Tutto costa caro. Il flacone di sapone era a mezzo shekel, adesso lo vendono per cinque shekel. Un flacone di shampoo è balzato da 10 shekel a 120 shekel [da 2 a 27 franchi circa]. Non riusciamo a stare al passo. L’Al-Najd ci ha dato un pacco alimentare. Conteneva cose importanti come cereali, riso, lenticchie, bulgur, olio, pelati in scatola. Ci hanno fornito cose importanti che non possiamo comprare. Voglio dire, grazie a Dio, era come un olio per lenire le nostre ferite. C’era cibo per quindici giorni.

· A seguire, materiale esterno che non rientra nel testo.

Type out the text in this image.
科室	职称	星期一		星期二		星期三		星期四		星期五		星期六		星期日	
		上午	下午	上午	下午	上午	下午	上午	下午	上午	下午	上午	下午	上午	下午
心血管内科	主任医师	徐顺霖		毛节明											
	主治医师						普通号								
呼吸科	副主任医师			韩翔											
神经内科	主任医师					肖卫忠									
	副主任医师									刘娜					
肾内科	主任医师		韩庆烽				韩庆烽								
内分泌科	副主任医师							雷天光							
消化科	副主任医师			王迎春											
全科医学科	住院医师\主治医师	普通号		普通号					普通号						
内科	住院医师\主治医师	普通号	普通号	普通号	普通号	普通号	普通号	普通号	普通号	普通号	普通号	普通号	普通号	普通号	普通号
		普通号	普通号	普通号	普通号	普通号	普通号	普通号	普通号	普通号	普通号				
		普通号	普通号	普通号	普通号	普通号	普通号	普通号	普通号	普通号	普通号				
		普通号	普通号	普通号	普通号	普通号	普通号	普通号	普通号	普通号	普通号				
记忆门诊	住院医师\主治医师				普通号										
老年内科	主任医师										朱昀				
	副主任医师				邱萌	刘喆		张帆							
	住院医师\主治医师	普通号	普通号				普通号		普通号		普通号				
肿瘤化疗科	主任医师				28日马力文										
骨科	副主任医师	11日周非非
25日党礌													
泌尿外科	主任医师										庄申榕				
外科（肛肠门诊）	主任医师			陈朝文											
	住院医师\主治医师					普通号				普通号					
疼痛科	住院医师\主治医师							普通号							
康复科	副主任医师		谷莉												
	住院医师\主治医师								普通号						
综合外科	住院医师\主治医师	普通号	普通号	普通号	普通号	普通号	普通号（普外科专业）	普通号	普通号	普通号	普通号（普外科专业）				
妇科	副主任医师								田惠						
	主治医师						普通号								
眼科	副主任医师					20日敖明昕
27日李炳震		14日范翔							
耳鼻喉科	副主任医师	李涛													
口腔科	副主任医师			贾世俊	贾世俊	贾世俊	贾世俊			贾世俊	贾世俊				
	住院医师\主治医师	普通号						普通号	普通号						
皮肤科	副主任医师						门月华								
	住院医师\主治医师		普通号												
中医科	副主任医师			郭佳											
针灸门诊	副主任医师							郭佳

Reggo a stento la paura [dei miei figli] quando vedono un aeroplano in volo sopra di loro. Ce ne stiamo seduti e d’un tratto sentiamo un missile esplodere e mia figlia si mette a piangere e urlare. Allora la abbraccio e le dico: “Sono lontani da noi”. Ma le esplosioni sono molto vicine. Ieri mi ha chiesto: “Se un missile colpisce, chi raccoglierà il mio corpo?”. Non sapevo che cosa rispondere.
Mio figlio Muhammad frequentava il secondo anno di scuola superiore. Aveva una personalità vincente. La guerra era appena iniziata quando ha visto i carri armati a Al-Shifa e i soldati prendere il controllo delle strade. Era così terrorizzato che si avvicinassero a noi. Il trauma ha portato Muhammad a non riuscire a riconoscerci. Soltanto da poco Muhammad ha ripreso a riconoscere sua madre, suo padre e i suoi fratelli. Lo voglio indietro. Voglio un sostegno per Muhammad, qualcuno che possa curarlo. Voglio che Muhammad torni a essere quello che era. Vogliamo che il mondo sia con noi e fermi la guerra. Vogliamo riempire di misericordia i loro cuori. Devono fermare la guerra per amore dei nostri bambini.
In questi anni questa è la terza volta che la nostra casa viene danneggiata dai raid israeliani. Una granata aveva mandato in fiamme la mia camera da letto. La prima volta un’agenzia umanitaria ci ha aiutati a risanarla, la seconda volta abbiamo ottenuto l’aiuto dell’Al-Najd. È stato quando i miei figli più grandi erano ancora piccoli.
Hanno fatto una ristrutturazione completa di tutta la casa – tre camere, una stanza da bagno, la cucina e il soggiorno. Ne ero davvero felice e ho pregato per loro [gli organizzatori]. Che Dio li protegga. O Signore, abbi pietà e risana la mia casa ancora una volta. Tutto ciò che vogliamo è tornare a casa nostra, anche se dovesse significare piantare una tenda al centro delle rovine di quella che era la nostra dimora. Sarebbe meglio di niente. Vogliamo soltanto che la guerra finisca.
(Sally Al Turk è una videografa di stanza a Gaza; editing di Linda Espenshade, coordinatrice dell’informazione per MCC U.S.; trad.: G. M. Schmitt)
Il Comitato centrale mennonita (MCC) ha fornito aiuti in denaro, scorte alimentari e soccorsi d’emergenza ai civili di Gaza attraverso la sua chiesa e i suoi partner per lo sviluppo. Una di queste organizzazioni partner, l’Al-Najd, sperava di poter effettuare distribuzioni ripetute di pacchi alimentari, ma è stata costretta a limitarsi a distribuzioni singole a causa della difficoltà di far arrivare le scorte in determinati luoghi. I palestinesi a Gaza continuano a fare i conti con una grave insicurezza alimentare e con la carestia. Tuttavia, l’MCC, come altre organizzazioni, fatica a consegnare gli aiuti umanitari perché il governo israeliano ostacola l’ingresso dei soccorsi a Gaza.